One favorite environmentalist's ploy for emphasis is quoting equivalences, like this one about wind power: "A 10-kilowatt turbine in an area with an average wind speed of 12 miles per hour can lead to a reduction in carbon dioxide emissions equivalent to removing 1.3 cars from the road", or "Producing 1kg of beef results in more CO2 emissions than going for a three-hour drive while leaving all the lights on at home, scientists said today." These quirky comparisons are not very enlightening, IMHO. Is the implication that if somehow you could just plug in the steak, it could fuel your driving? If I have switched to wind power (which I have), does that give me a pass on driving? Of course not.
A report from the International Panel on Climate Change (IPCC), sent out on the COEJL listserv today, is unusually enlightening, though. It is encouraging - emphasizing that personal changes can make a huge difference. Climate chaos is so catastrophic that it's easy to say that individuals' can't make that much difference, but read this and you'll feel differently. As I said above, the "doing x is the equivalent of not doing 27 Y" statistics usually lose me, but this use is very effective. Here is an excerpt. (After you read it, go eat some vegetarian food!)
PARIS (AFP) — Don't eat meat, ride a bike, and be a frugal shopper -- that's how you can help brake global warming, the head of the United Nation's Nobel Prize-winning scientific panel on climate change said Tuesday.
The 2007 report of the Intergovernmental Panel on Climate Change (IPCC), issued last year, highlights "the importance of lifestyle changes," said Rajendra Pachauri at a press conference in Paris.
"This is something that the IPCC was afraid to say earlier, but now we have said it."
A vegetarian, the Indian economist made a plea for people around the world to tame their carnivorous impulses.
"Please eat less meat -- meat is a very carbon intensive commodity," he said, adding that consuming large quantities was also bad for one's health.
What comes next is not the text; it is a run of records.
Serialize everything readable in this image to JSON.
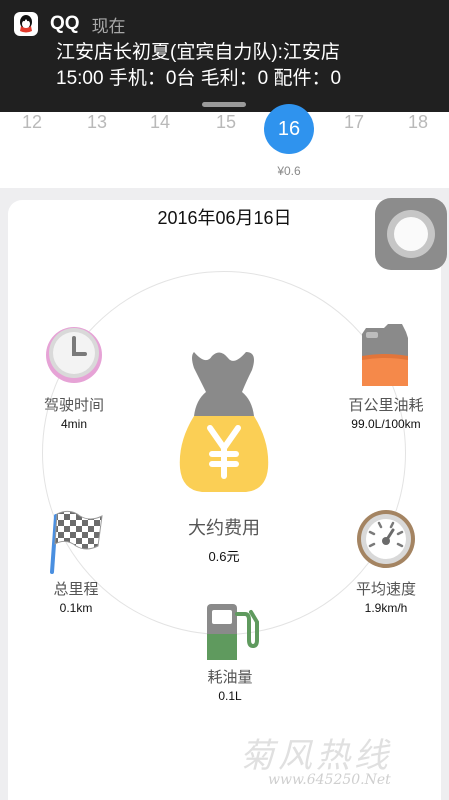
{
  "notification": {
    "app_name": "QQ",
    "time": "现在",
    "line1": "江安店长初夏(宜宾自力队):江安店",
    "line2": "15:00  手机：0台 毛利：0  配件：0"
  },
  "date_strip": {
    "dates": [
      "12",
      "13",
      "14",
      "15",
      "16",
      "17",
      "18"
    ],
    "selected": "16",
    "selected_cost": "¥0.6"
  },
  "trip": {
    "date": "2016年06月16日",
    "center": {
      "label": "大约费用",
      "value": "0.6元",
      "icon": "money-bag-icon"
    },
    "stats": {
      "driving_time": {
        "label": "驾驶时间",
        "value": "4min",
        "icon": "clock-icon"
      },
      "fuel_per_100km": {
        "label": "百公里油耗",
        "value": "99.0L/100km",
        "icon": "fuel-can-icon"
      },
      "total_distance": {
        "label": "总里程",
        "value": "0.1km",
        "icon": "checkered-flag-icon"
      },
      "avg_speed": {
        "label": "平均速度",
        "value": "1.9km/h",
        "icon": "speedometer-icon"
      },
      "fuel_used": {
        "label": "耗油量",
        "value": "0.1L",
        "icon": "fuel-pump-icon"
      }
    }
  },
  "colors": {
    "selected_blue": "#2f93ee",
    "bag_gray": "#8a8a8a",
    "bag_yellow": "#fbcf55",
    "clock_pink": "#e6a3d6",
    "fuel_orange": "#f5894a",
    "pump_green": "#5f9a5e"
  },
  "watermark": {
    "text": "菊风热线",
    "url": "www.645250.Net"
  }
}
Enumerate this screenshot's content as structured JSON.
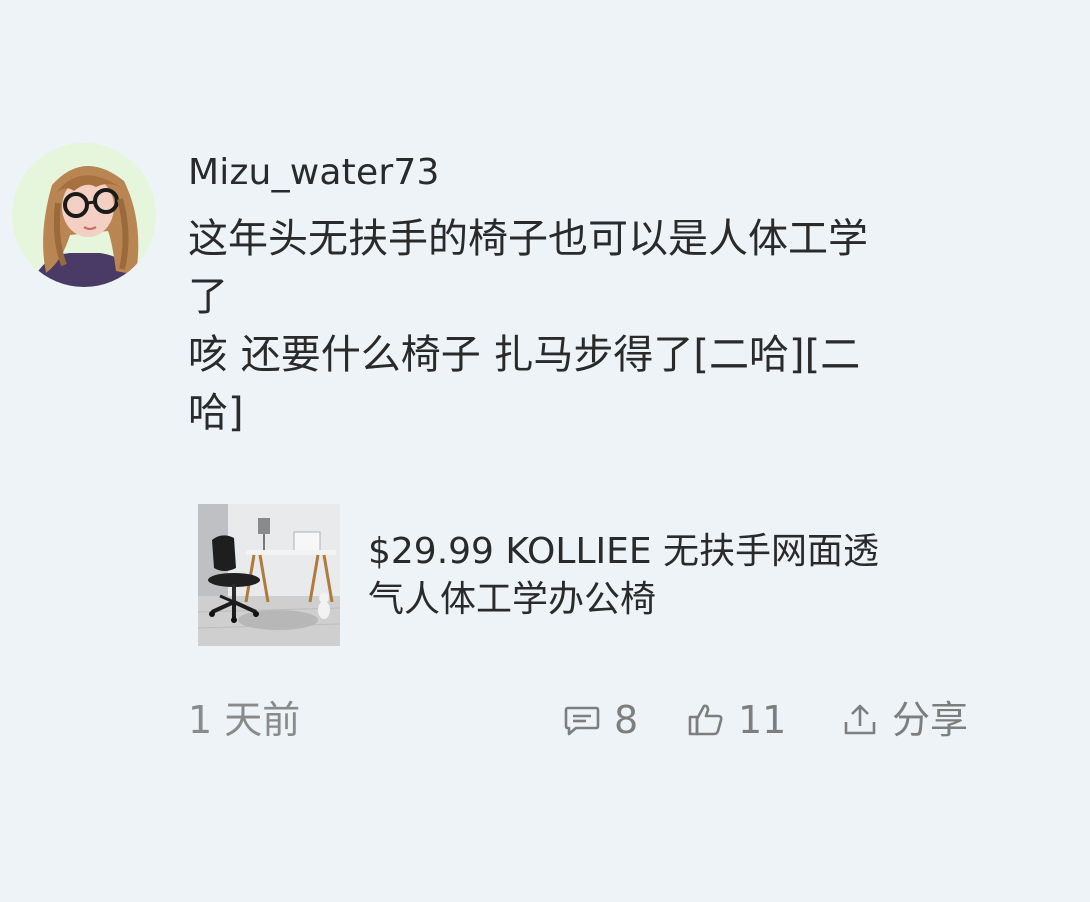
{
  "comment": {
    "username": "Mizu_water73",
    "body_lines": [
      "这年头无扶手的椅子也可以是人体工学",
      "了",
      "咳 还要什么椅子 扎马步得了[二哈][二",
      "哈]"
    ],
    "product": {
      "title_lines": [
        "$29.99 KOLLIEE 无扶手网面透",
        "气人体工学办公椅"
      ],
      "thumbnail_icon": "office-chair-image"
    },
    "timestamp": "1 天前",
    "actions": {
      "reply_icon": "comment-bubble-icon",
      "reply_count": "8",
      "like_icon": "thumbs-up-icon",
      "like_count": "11",
      "share_icon": "share-icon",
      "share_label": "分享"
    }
  },
  "colors": {
    "background": "#edf3f6",
    "text_primary": "#2a2a2a",
    "text_secondary": "#8a8a8a"
  }
}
Studies have shown that producing one kilo (2.2 pounds) of meat causes the emissions equivalent of 36.4 kilos of carbon dioxide.
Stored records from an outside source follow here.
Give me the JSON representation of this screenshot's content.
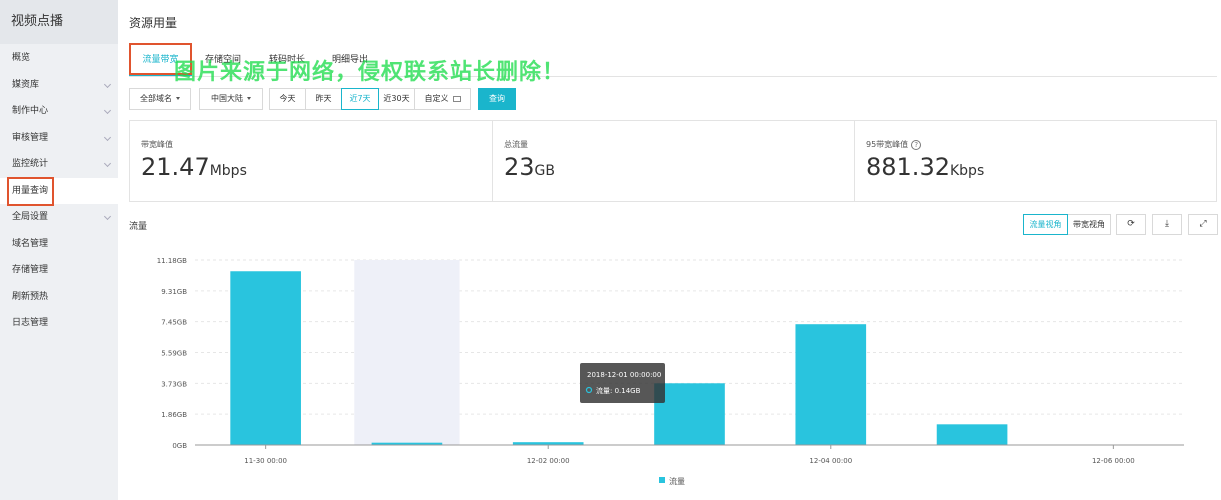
{
  "app": {
    "title": "视频点播"
  },
  "sidebar": {
    "items": [
      {
        "label": "概览",
        "chevron": false,
        "active": false
      },
      {
        "label": "媒资库",
        "chevron": true,
        "active": false
      },
      {
        "label": "制作中心",
        "chevron": true,
        "active": false
      },
      {
        "label": "审核管理",
        "chevron": true,
        "active": false
      },
      {
        "label": "监控统计",
        "chevron": true,
        "active": false
      },
      {
        "label": "用量查询",
        "chevron": false,
        "active": true
      },
      {
        "label": "全局设置",
        "chevron": true,
        "active": false
      },
      {
        "label": "域名管理",
        "chevron": false,
        "active": false
      },
      {
        "label": "存储管理",
        "chevron": false,
        "active": false
      },
      {
        "label": "刷新预热",
        "chevron": false,
        "active": false
      },
      {
        "label": "日志管理",
        "chevron": false,
        "active": false
      }
    ]
  },
  "page": {
    "title": "资源用量"
  },
  "tabs": [
    {
      "label": "流量带宽",
      "active": true
    },
    {
      "label": "存储空间",
      "active": false
    },
    {
      "label": "转码时长",
      "active": false
    },
    {
      "label": "明细导出",
      "active": false
    }
  ],
  "watermark": {
    "text": "图片来源于网络，侵权联系站长删除！"
  },
  "filters": {
    "domain_select": "全部域名",
    "region_select": "中国大陆",
    "time_ranges": [
      "今天",
      "昨天",
      "近7天",
      "近30天"
    ],
    "selected_range": "近7天",
    "custom_label": "自定义",
    "query_button": "查询"
  },
  "stats": [
    {
      "label": "带宽峰值",
      "value": "21.47",
      "unit": "Mbps",
      "help": false
    },
    {
      "label": "总流量",
      "value": "23",
      "unit": "GB",
      "help": false
    },
    {
      "label": "95带宽峰值",
      "value": "881.32",
      "unit": "Kbps",
      "help": true
    }
  ],
  "chart_section": {
    "title": "流量",
    "view_toggle": [
      "流量视角",
      "带宽视角"
    ],
    "selected_view": "流量视角",
    "tool_icons": [
      "refresh-icon",
      "download-icon",
      "fullscreen-icon"
    ]
  },
  "tooltip": {
    "title": "2018-12-01 00:00:00",
    "series_label": "流量",
    "value": "0.14GB"
  },
  "colors": {
    "accent": "#1ab5cc",
    "bar": "#29c4de",
    "highlight_box": "#e0542e",
    "sidebar_bg": "#eef0f3"
  },
  "chart_data": {
    "type": "bar",
    "categories": [
      "2018-11-30",
      "2018-12-01",
      "2018-12-02",
      "2018-12-03",
      "2018-12-04",
      "2018-12-05",
      "2018-12-06"
    ],
    "x_tick_labels": [
      "11-30 00:00",
      "12-02 00:00",
      "12-04 00:00",
      "12-06 00:00"
    ],
    "x_tick_categories": [
      0,
      2,
      4,
      6
    ],
    "y_tick_labels": [
      "0GB",
      "1.86GB",
      "3.73GB",
      "5.59GB",
      "7.45GB",
      "9.31GB",
      "11.18GB"
    ],
    "ylim": [
      0,
      11.18
    ],
    "y_unit": "GB",
    "series": [
      {
        "name": "流量",
        "values": [
          10.5,
          0.14,
          0.17,
          3.73,
          7.3,
          1.25,
          0
        ]
      }
    ],
    "hover_index": 1,
    "legend": "bottom-center",
    "grid": true,
    "title": "",
    "xlabel": "",
    "ylabel": ""
  }
}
In addition, raising and transporting that slab of beef, lamb or pork requires the same amount of energy as lighting a 100-watt bulb for nearly three weeks.
In listing ways that individuals can contribute to the fight against global warming, Pachauri praised the system of communal, subscriber-access bikes in Paris and other French cities as a "wonderful development."
"Instead of jumping in a car to go 500 meters, if we use a bike or walk it will make an enormous difference," he told journalists at a press conference.
Another lifestyle change that can help, he continued, was not buying things "simply because they are available." He urged consumers to only purchase what they really need.
He goes on to note the upside were he not re-elected for the next 5-year term. "My travel-related emissions would plummet." There's a silver lining to every cloud.